I will be purchasing a 5" 1911 in October (Springer Milspec) and was trying to think of the best way to carry one. I don't think an IWB will work too well, but I am mortified of printing. I will most likely only carry this in the colder months when I wear jeans and a flannel shirt, hooded sweatshirt or jacket. I was thinking of an OWB and I have to have leather.
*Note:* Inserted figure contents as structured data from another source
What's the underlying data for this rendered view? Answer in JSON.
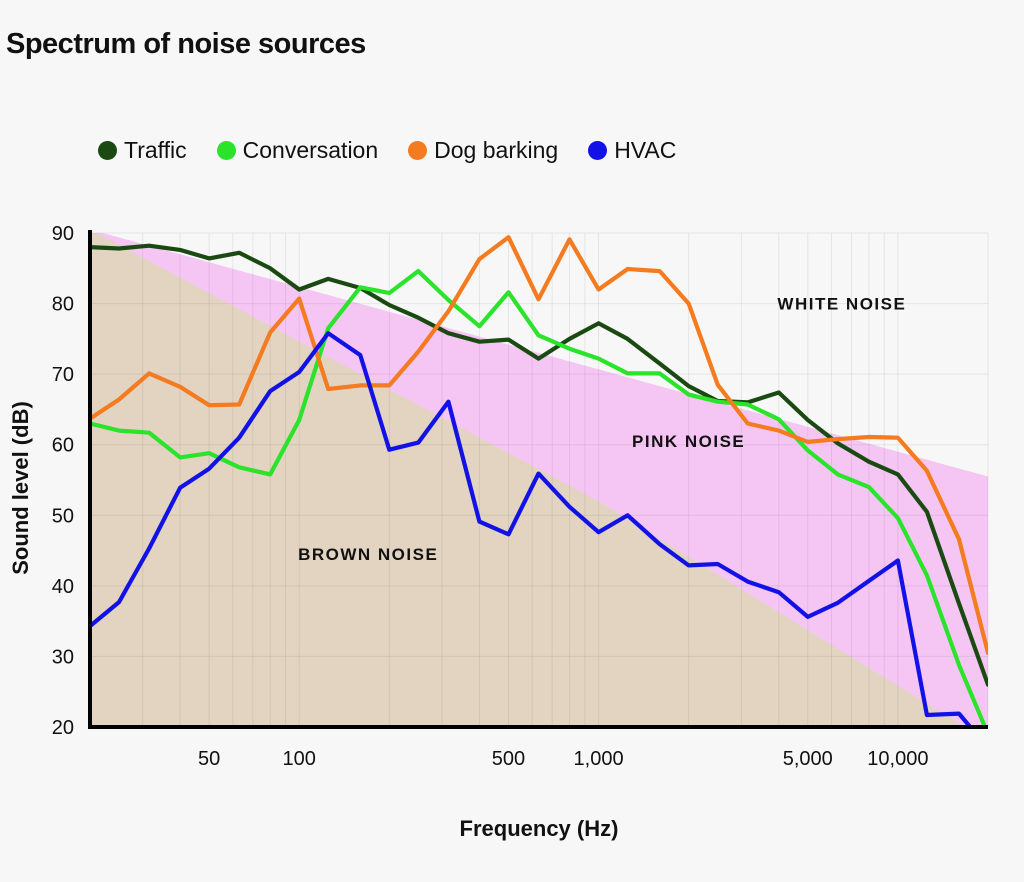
{
  "chart_data": {
    "type": "line",
    "title": "Spectrum of noise sources",
    "xlabel": "Frequency (Hz)",
    "ylabel": "Sound level (dB)",
    "x_scale": "log",
    "xlim": [
      20,
      20000
    ],
    "ylim": [
      20,
      90
    ],
    "x_ticks": [
      50,
      100,
      500,
      1000,
      5000,
      10000
    ],
    "x_tick_labels": [
      "50",
      "100",
      "500",
      "1,000",
      "5,000",
      "10,000"
    ],
    "y_ticks": [
      20,
      30,
      40,
      50,
      60,
      70,
      80,
      90
    ],
    "y_tick_labels": [
      "20",
      "30",
      "40",
      "50",
      "60",
      "70",
      "80",
      "90"
    ],
    "grid": true,
    "legend_position": "top",
    "regions": [
      {
        "name": "WHITE NOISE",
        "color": "#f7f7f7",
        "label_at": [
          6500,
          80
        ]
      },
      {
        "name": "PINK NOISE",
        "color": "#f5c6f4",
        "upper": [
          [
            20,
            90.5
          ],
          [
            20000,
            55.5
          ]
        ],
        "label_at": [
          2000,
          60.5
        ]
      },
      {
        "name": "BROWN NOISE",
        "color": "#e2d4c1",
        "upper": [
          [
            20,
            90.5
          ],
          [
            1000,
            52
          ],
          [
            20000,
            18
          ]
        ],
        "label_at": [
          170,
          44.5
        ]
      }
    ],
    "series": [
      {
        "name": "Traffic",
        "color": "#1a4a12",
        "x": [
          20,
          25,
          31.5,
          40,
          50,
          63,
          80,
          100,
          125,
          160,
          200,
          250,
          315,
          400,
          500,
          630,
          800,
          1000,
          1250,
          1600,
          2000,
          2500,
          3150,
          4000,
          5000,
          6300,
          8000,
          10000,
          12500,
          16000,
          20000
        ],
        "y": [
          88,
          87.8,
          88.2,
          87.6,
          86.4,
          87.2,
          85,
          82,
          83.5,
          82.2,
          79.8,
          78,
          75.8,
          74.6,
          74.9,
          72.2,
          75,
          77.2,
          75,
          71.5,
          68.3,
          66.2,
          66,
          67.4,
          63.5,
          60.2,
          57.6,
          55.8,
          50.5,
          37.5,
          26
        ]
      },
      {
        "name": "Conversation",
        "color": "#2ae32a",
        "x": [
          20,
          25,
          31.5,
          40,
          50,
          63,
          80,
          100,
          125,
          160,
          200,
          250,
          315,
          400,
          500,
          630,
          800,
          1000,
          1250,
          1600,
          2000,
          2500,
          3150,
          4000,
          5000,
          6300,
          8000,
          10000,
          12500,
          16000,
          20000
        ],
        "y": [
          63,
          62,
          61.7,
          58.2,
          58.8,
          56.8,
          55.8,
          63.5,
          76.5,
          82.3,
          81.5,
          84.6,
          80.5,
          76.8,
          81.6,
          75.5,
          73.6,
          72.2,
          70.1,
          70.1,
          67.1,
          66.1,
          65.7,
          63.6,
          59.2,
          55.8,
          54,
          49.6,
          41.5,
          28.8,
          19
        ]
      },
      {
        "name": "Dog barking",
        "color": "#f47b1f",
        "x": [
          20,
          25,
          31.5,
          40,
          50,
          63,
          80,
          100,
          125,
          160,
          200,
          250,
          315,
          400,
          500,
          630,
          800,
          1000,
          1250,
          1600,
          2000,
          2500,
          3150,
          4000,
          5000,
          6300,
          8000,
          10000,
          12500,
          16000,
          20000
        ],
        "y": [
          63.7,
          66.4,
          70.1,
          68.2,
          65.6,
          65.7,
          75.9,
          80.7,
          67.9,
          68.4,
          68.4,
          73.2,
          78.9,
          86.3,
          89.4,
          80.6,
          89.1,
          82,
          84.9,
          84.6,
          80,
          68.5,
          63,
          62,
          60.4,
          60.8,
          61.1,
          61,
          56.3,
          46.6,
          30.5
        ]
      },
      {
        "name": "HVAC",
        "color": "#1212e6",
        "x": [
          20,
          25,
          31.5,
          40,
          50,
          63,
          80,
          100,
          125,
          160,
          200,
          250,
          315,
          400,
          500,
          630,
          800,
          1000,
          1250,
          1600,
          2000,
          2500,
          3150,
          4000,
          5000,
          6300,
          8000,
          10000,
          12500,
          16000,
          20000
        ],
        "y": [
          34.3,
          37.7,
          45.3,
          53.9,
          56.6,
          61,
          67.6,
          70.3,
          75.8,
          72.7,
          59.3,
          60.3,
          66.1,
          49.1,
          47.3,
          55.9,
          51.2,
          47.6,
          50,
          45.9,
          42.9,
          43.1,
          40.6,
          39.1,
          35.6,
          37.6,
          40.7,
          43.6,
          21.7,
          21.9,
          17
        ]
      }
    ]
  }
}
How do yall carry this weapon comfortably and covertly? thanks for your replies.


----------



## Mike Barham (Mar 30, 2006)

I like IWB for a 5" 1911, unless you are tall and always wear long concealing garments.

http://www.usgalco.com/HolsterPT3.asp?ProductID=883&CatalogID=7
http://www.usgalco.com/HolsterPT3.asp?ProductID=2457&CatalogID=7

Second choice is an OWB just behind the strong hip.

http://www.usgalco.com/HolsterPT3.asp?ProductID=3431&CatalogID=4
http://www.usgalco.com/HolsterPT3.asp?ProductID=3467&CatalogID=4
http://www.usgalco.com/HolsterPT3.asp?ProductID=2566&CatalogID=4


----------



## gmaske (Jan 7, 2008)

I'm with Mike on this. I carry a comander sized 1911 IWB. There are a lot of good choices for a holster. I personally like the Super Tuck by Cross Breed. 
http://www.crossbreedholsters.com/beltslide.html
I will most likely use a OWB during the colder winter months.


----------



## JeffWard (Aug 24, 2007)

Best way to carry a 1911???

Easy!!!

In a nice, padded, range case.

JW


----------



## Steve M1911A1 (Feb 6, 2008)

nukehayes said:


> I will be purchasing a 5" 1911 in October (Springer Milspec) and was trying to think of the best way to carry one...


...With seven in the magazine and one up the spout, cocked, and with its safety on, of course.


----------